Ivey Brown Wingo (July 8, 1890 – March 1, 1941) was an American professional baseball player and manager. He played all or parts of 17 seasons in Major League Baseball for the St. Louis Cardinals and Cincinnati Reds, primarily as a catcher.

== Personal life ==
It is not known exactly where Wingo was born, with some accounts saying Gainesville, Georgia and others Norcross, Georgia. Regardless, he spent the entirety of his life as a resident of the state of Georgia.

== Baseball career ==
Wingo spent the first four years of his career (1911–14) with the Cardinals and last thirteen years with the Reds. He also managed the Reds for two games during the 1916 season. He led the National League in at bats per strikeout (30.7) in 1917.
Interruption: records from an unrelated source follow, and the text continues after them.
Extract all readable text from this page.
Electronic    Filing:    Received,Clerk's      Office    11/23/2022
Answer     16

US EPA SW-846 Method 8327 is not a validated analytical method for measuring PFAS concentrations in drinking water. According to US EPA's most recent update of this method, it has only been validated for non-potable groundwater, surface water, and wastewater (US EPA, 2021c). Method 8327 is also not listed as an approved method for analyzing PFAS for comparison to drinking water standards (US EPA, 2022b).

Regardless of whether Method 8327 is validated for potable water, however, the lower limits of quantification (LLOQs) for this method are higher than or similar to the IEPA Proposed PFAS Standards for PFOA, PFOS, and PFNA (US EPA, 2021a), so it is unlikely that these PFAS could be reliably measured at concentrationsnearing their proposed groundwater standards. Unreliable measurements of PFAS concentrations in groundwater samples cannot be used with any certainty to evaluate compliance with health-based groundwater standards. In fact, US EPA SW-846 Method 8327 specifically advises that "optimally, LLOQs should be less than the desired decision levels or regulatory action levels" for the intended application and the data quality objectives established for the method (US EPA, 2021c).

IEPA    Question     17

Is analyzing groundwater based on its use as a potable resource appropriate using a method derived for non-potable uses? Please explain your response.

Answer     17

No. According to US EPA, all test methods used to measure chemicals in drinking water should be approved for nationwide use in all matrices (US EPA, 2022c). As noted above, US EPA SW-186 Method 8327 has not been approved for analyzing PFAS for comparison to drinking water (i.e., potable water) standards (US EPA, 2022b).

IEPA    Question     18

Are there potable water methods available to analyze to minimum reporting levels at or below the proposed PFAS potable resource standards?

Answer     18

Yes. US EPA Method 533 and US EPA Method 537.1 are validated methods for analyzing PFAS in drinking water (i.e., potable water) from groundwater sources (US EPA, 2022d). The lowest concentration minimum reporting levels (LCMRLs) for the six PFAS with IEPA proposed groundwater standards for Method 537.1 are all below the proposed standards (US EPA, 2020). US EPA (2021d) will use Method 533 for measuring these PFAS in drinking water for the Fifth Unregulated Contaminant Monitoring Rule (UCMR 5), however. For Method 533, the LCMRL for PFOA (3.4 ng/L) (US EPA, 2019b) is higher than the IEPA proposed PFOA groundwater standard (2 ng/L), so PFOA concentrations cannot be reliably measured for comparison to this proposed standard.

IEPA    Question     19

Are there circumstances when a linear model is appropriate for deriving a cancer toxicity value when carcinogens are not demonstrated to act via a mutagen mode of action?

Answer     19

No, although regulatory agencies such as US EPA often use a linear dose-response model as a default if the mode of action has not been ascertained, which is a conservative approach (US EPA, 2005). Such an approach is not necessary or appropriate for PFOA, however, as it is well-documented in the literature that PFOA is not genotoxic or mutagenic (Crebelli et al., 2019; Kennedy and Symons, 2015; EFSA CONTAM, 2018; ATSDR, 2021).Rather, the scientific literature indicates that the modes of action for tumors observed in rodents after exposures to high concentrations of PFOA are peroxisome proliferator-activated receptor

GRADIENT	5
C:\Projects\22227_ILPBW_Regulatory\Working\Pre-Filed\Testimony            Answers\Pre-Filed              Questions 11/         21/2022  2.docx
Wingo was the backup catcher for the 1919 World Series championship Reds team, starting 3 of 8 games behind Bill Rariden. Starting games 1, 4 and 7 of the best-of-nine series, Wingo went 4 for 7 with 3 walks. He had the game-winning RBI in game 1, when his 2-out single to right field in the bottom of the 4th inning broke a 1–1 tie. With 5 victories in 8 games, the Reds won the series which was fixed by several co-conspirators, including Arnold Rothstein and Abe Attell. Wingo played for the Reds until 1926, then continued with the team as a coach before getting in one final major league appearance on the last day of the 1929 season, replacing regular catcher Johnny Gooch in the late innings of a game against the Cardinals.

At the time of his retirement, Wingo held the National League record for games caught in a career at 1,233. He still holds the post-1900 major league record for most career errors by a catcher (234).

Wingo was selected to the Georgia Sports Hall of Fame in 1993.